L'euroinomane, secondo Montanari, "vede come in un' allucinazione mondi misteriosi" ed è figura eminentemente italiana. Quando Indro Montanelli affermò che, in caso di costruzione dell'Europa unita, "i tedeschi vi entreranno da tedeschi, i francesi da francesi e gli italiani da europei" si riferiva proprio alle figure di cui ora Montanari delinea il physique du role. Uomini e donne che traggono dall'appoggio acritico all'Unione vantaggi politici, professionali e di visibilità. Un europeismo talmente intransigente da diventare autolesionista e portare a una rilettura a posteriori della storia europea: "Se denunciavi la distruzione del glorioso modello produttivo italiano, fatto di piccole imprese riunite in distretti, con argomentazioni troppo logiche per essere liquidate con lo sbrigativo marchio d' infamia del populismo, i cosiddetti europeisti attaccavano con la canzoncina giuliva del ci-vuole-più-Europa".

Tendenza deleteria del declino del ragionamento politico sull'interesse nazionale è l'accettazione acritico di un europeismo ritenuto irreversibile. In Germania, Paese centrale dell'architettura comunitaria e delle sue debolezze intrinseche, il dibattito sui "piani B" e sulle soluzioni d'emergenza per tutelare l'interesse nazionale in caso di collasso dell'Eurozona è avviato da tempo. Lo iniziò, nel 2011, nientemeno che lo Stato maggiore e lo continuano ora economisti e studiosi che chiedono al governo di Berlino un cambio di passo.

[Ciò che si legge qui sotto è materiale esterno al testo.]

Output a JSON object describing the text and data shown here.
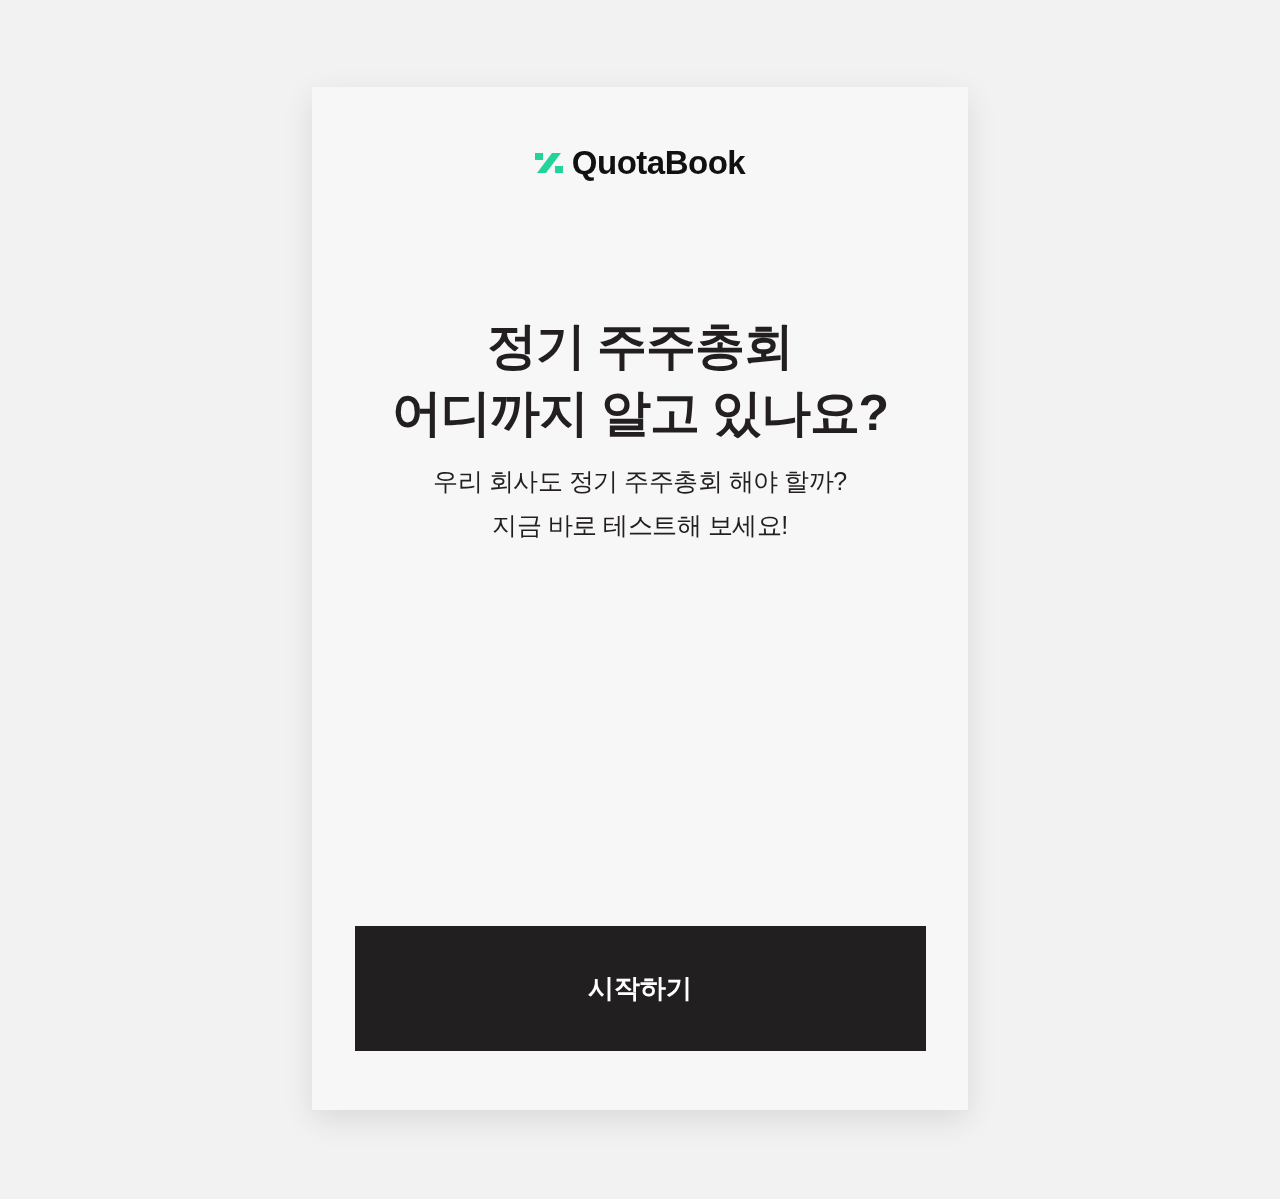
{
  "logo": {
    "text": "QuotaBook"
  },
  "headline": {
    "lines": [
      "정기 주주총회",
      "어디까지 알고 있나요?"
    ]
  },
  "subtitle": {
    "lines": [
      "우리 회사도 정기 주주총회 해야 할까?",
      "지금 바로 테스트해 보세요!"
    ]
  },
  "start_button": {
    "label": "시작하기"
  }
}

Sintomo della dipendenza dal loro oggetto del desiderio degli "euroinomani" da Montanari è, invece, l'inversione tra causa ed effetto che punta a giustificare con la carenza di coesione, con l'eccessiva libertà concessa agli Stati e con la scarsa capacità degli Stati (o peggio, dei popoli) ad adattarsi ai cambiamenti la causa delle debolezze strutturali dell'Ue. L'euro, in questo caso, funge da "metadone": la sua debolezza è sintomo della problematica condizione dell'architettura comunitaria, ma per i pasdaran dell'Unione esso è l'unica ancora di salvezza. La cifra distintiva degli "euroinomani" è l'esaltazione del vincolo esterno, ovvero della piena consapevolezza che i limiti strutturali posti dall'Ue servano inderogabilmente a curare le debolezze ataviche degli italiani, il loro scarso senso di responsabilità, a punire la loro incapacità di adeguarsi all'austerità, alla competizione ineguale, ai cambiamenti che, appunto, ci "chiede l'Europa". Non un'Europa mediterranea, ma un'Europa lontana, carolingia, centrata tra Bruxelles e Berlino. Il vincolo esterno è stato infatti fortemente criticato da quegli analisti, come i responsabili di Limes Lucio Caracciolo e Alessandro Aresu, capaci di guardare oltre le grigie barriere dei parametri europei e capire che il mondo odierno è regno di complessità e competizione. Non il paradiso confortevole sognato dagli "euroinomani".

La cui utopia assomiglia sempre di più a un incubo.